En sortant de la salle de conférence, elle se redressa de toute sa hauteur avec indignation et frustration, Perry regarda Clark et poursuivit, "Et qu'est-ce que vous faites encore assise ici ? Vous n'avez pas un informateur à interroger ?"
Clark était déjà à l'ascenseur le temps de s'apercevoir qu'il avait laissé le sac à main de Lois dans son bureau et il dut se précipiter pour le récupérer sous le regard inquisiteur de Perry. "A plus tard, chérie," parvint-il à dire en passant à toute vitesse devant Lois qui lui fit un petit signe et se remit à taper. Dans l'ascenseur, il se demanda s'il avait le temps de s'arrêter à la garderie pour rendre visite à Laura. Mais en voyant Perry tourner dans la salle de rédaction comme un lion victime d'un mal de dents, il décida de ne pas le faire. Après le numéro que Lois et lui avaient fait pendant la réunion, il valait mieux ne pas s'y risquer.

"Mort ? Chris est mort ?" répéta Owen Preece incrédule.

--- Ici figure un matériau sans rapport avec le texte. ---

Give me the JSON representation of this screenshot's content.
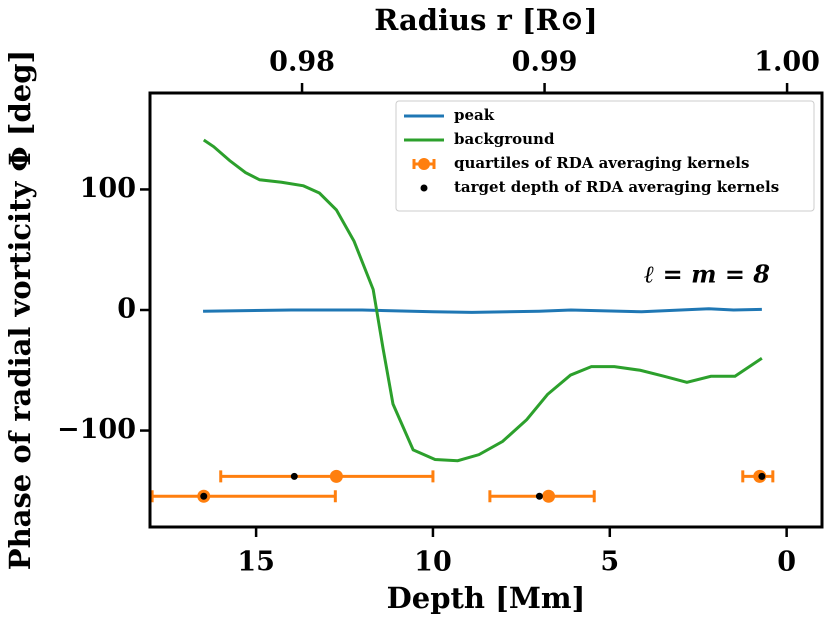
{
  "chart_data": {
    "type": "line",
    "xlabel": "Depth [Mm]",
    "ylabel": "Phase of radial vorticity Φ [deg]",
    "x2label": "Radius r [R⊙]",
    "annotation": "ℓ = m = 8",
    "xlim": [
      18,
      -1
    ],
    "ylim": [
      -180,
      180
    ],
    "x2lim": [
      0.97373,
      1.00144
    ],
    "xticks": [
      15,
      10,
      5,
      0
    ],
    "yticks": [
      {
        "value": -100,
        "label": "−100"
      },
      0,
      100
    ],
    "x2ticks": [
      {
        "value": 0.98,
        "label": "0.98"
      },
      {
        "value": 0.99,
        "label": "0.99"
      },
      {
        "value": 1.0,
        "label": "1.00"
      }
    ],
    "legend": "upper right",
    "series": [
      {
        "name": "peak",
        "kind": "line",
        "color": "#1f77b4",
        "x": [
          16.5,
          14,
          12,
          10,
          8.9,
          7,
          6.1,
          4.1,
          2.2,
          1.5,
          0.7
        ],
        "values": [
          -1,
          0,
          0,
          -1.5,
          -2,
          -1,
          0,
          -1.5,
          1,
          0,
          0.5
        ]
      },
      {
        "name": "background",
        "kind": "line",
        "color": "#2ca02c",
        "x": [
          16.48,
          16.2,
          15.75,
          15.3,
          14.9,
          14.28,
          13.66,
          13.21,
          12.73,
          12.23,
          11.69,
          11.41,
          11.13,
          10.56,
          9.94,
          9.3,
          8.7,
          8.03,
          7.35,
          6.76,
          6.11,
          5.52,
          4.87,
          4.14,
          3.46,
          2.82,
          2.14,
          1.46,
          0.7
        ],
        "values": [
          141,
          135.5,
          124,
          114,
          108,
          106,
          103,
          97,
          83,
          57,
          17,
          -32,
          -78,
          -116,
          -124,
          -125,
          -120,
          -109,
          -91,
          -70,
          -54,
          -47,
          -47,
          -50,
          -55,
          -60,
          -55,
          -55,
          -40
        ]
      },
      {
        "name": "quartiles of RDA averaging kernels",
        "kind": "errorbar",
        "color": "#ff7f0e",
        "x": [
          12.73,
          16.48,
          6.73,
          0.76
        ],
        "values": [
          -138,
          -154.5,
          -154.5,
          -138
        ],
        "x_low": [
          16.0,
          17.94,
          8.39,
          1.24
        ],
        "x_high": [
          10.0,
          12.76,
          5.44,
          0.39
        ]
      },
      {
        "name": "target depth of RDA averaging kernels",
        "kind": "scatter",
        "color": "#000000",
        "x": [
          13.92,
          16.48,
          6.99,
          0.7
        ],
        "values": [
          -138,
          -154.5,
          -154.5,
          -138
        ]
      }
    ]
  }
}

Le bureau du directeur de l'informatique était couvert de piles de dossiers, de journaux et de disquettes, et Clark se pencha sur le côté pour voir derrière tout ce bazar. "Oui, il a été assassiné à son domicile hier après-midi. Savez-vous ce qu'il faisait là-bas à cette heure de la journée ?"
Preece ne semblait pas l'avoir entendu. "J'ai cru qu'il était malade ou peut-être qu'il avait trouvé un autre boulot, mais…" Il hocha la tête et regarda Clark. "Je suis désolé. Que disiez-vous ?"

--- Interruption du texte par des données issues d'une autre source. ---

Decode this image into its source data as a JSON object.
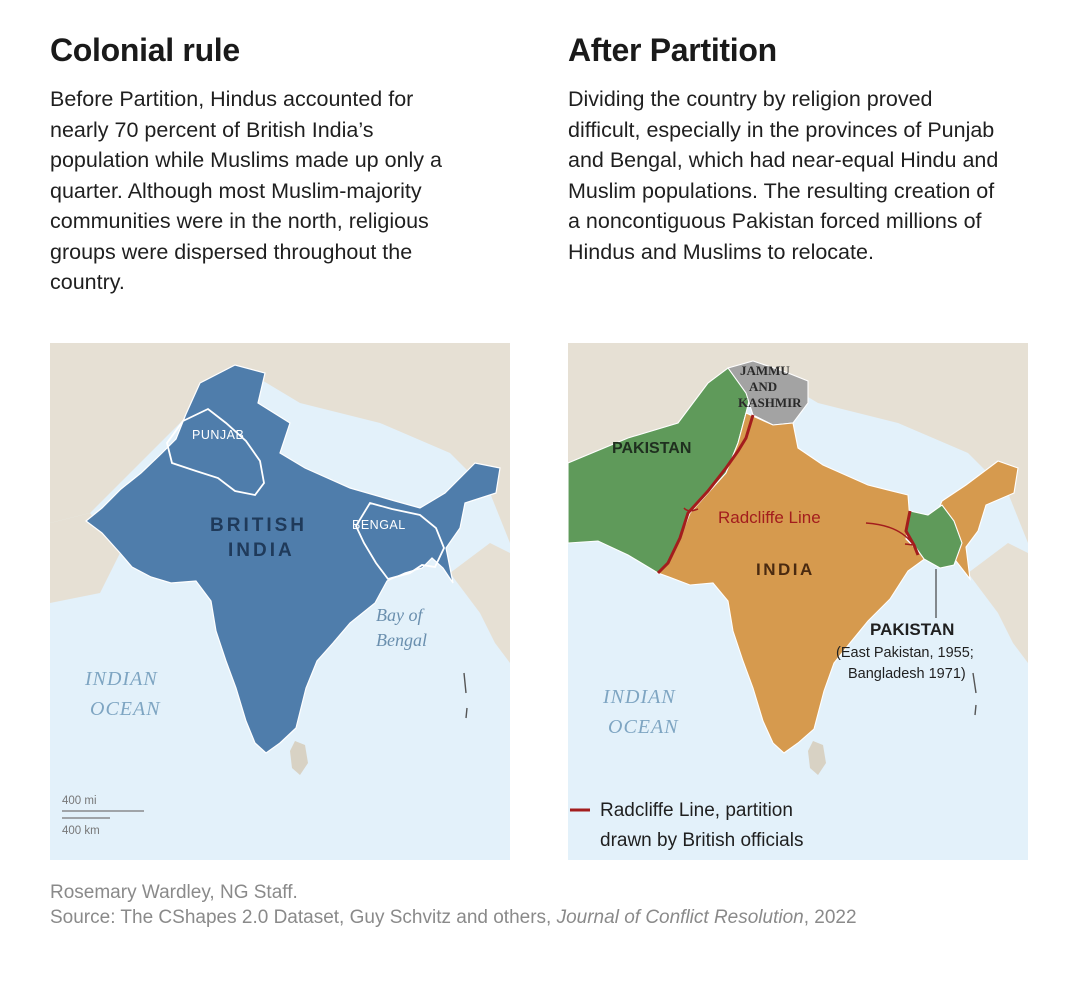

"Qu'il a été tué à son domicile au milieu de l'après-midi. Alors savez-vous ce qu'il faisait là-bas ?" redit Clark patiemment. Il avait déjà vu de nombreuses fois ce genre de réaction à l'annonce d'une mort soudaine ou d'autres désastres.
"Au mil-- ? Oh, oui il travaille -- travaillait -- tard, et prend sa pose déjeuner en milieu d'après-midi, et il aime rentrer chez lui pour manger. C'est un introverti -- la plupart de nos ingénieurs informaticiens et programmeurs le sont -- et être tout le temps avec des gens le fatigue," Preece bredouillait sans s'apercevoir qu'il parlait toujours de Chris au présent.
Les années passées à travailler et à vivre avec une bavarde comme Lois avaient appris à Clark à regarder derrière le flot de paroles, et il se dit que l'homme débitait les mots pour masquer une réflexion sérieuse. "M. Trifyllis avait-il un problème ?"
"Un problème ? Que voulez-vous dire ? Comme le jeu ou autre chose ?"
Clark acquiesça. "Ou un problème au travail."
Preece se mordit la lèvre. "Mme Lane, vous -- vous autres reporters protégez vos informateurs, n'est-ce pas ? Même en allant en prison plutôt que de révéler qui ils sont ?"
Clark se pencha en avant. "Plus d'une fois."
Preece prit une profonde inspiration et se redressa comme s'il venait de prendre une décision. "J'ai quelque chose que Chris a écrit la veille de… de sa mort. Mais avant que je vous laisse regarder ces lettres, vous devez me promettre de ne pas les publier ou de dire à quiconque de qui vous les tenez."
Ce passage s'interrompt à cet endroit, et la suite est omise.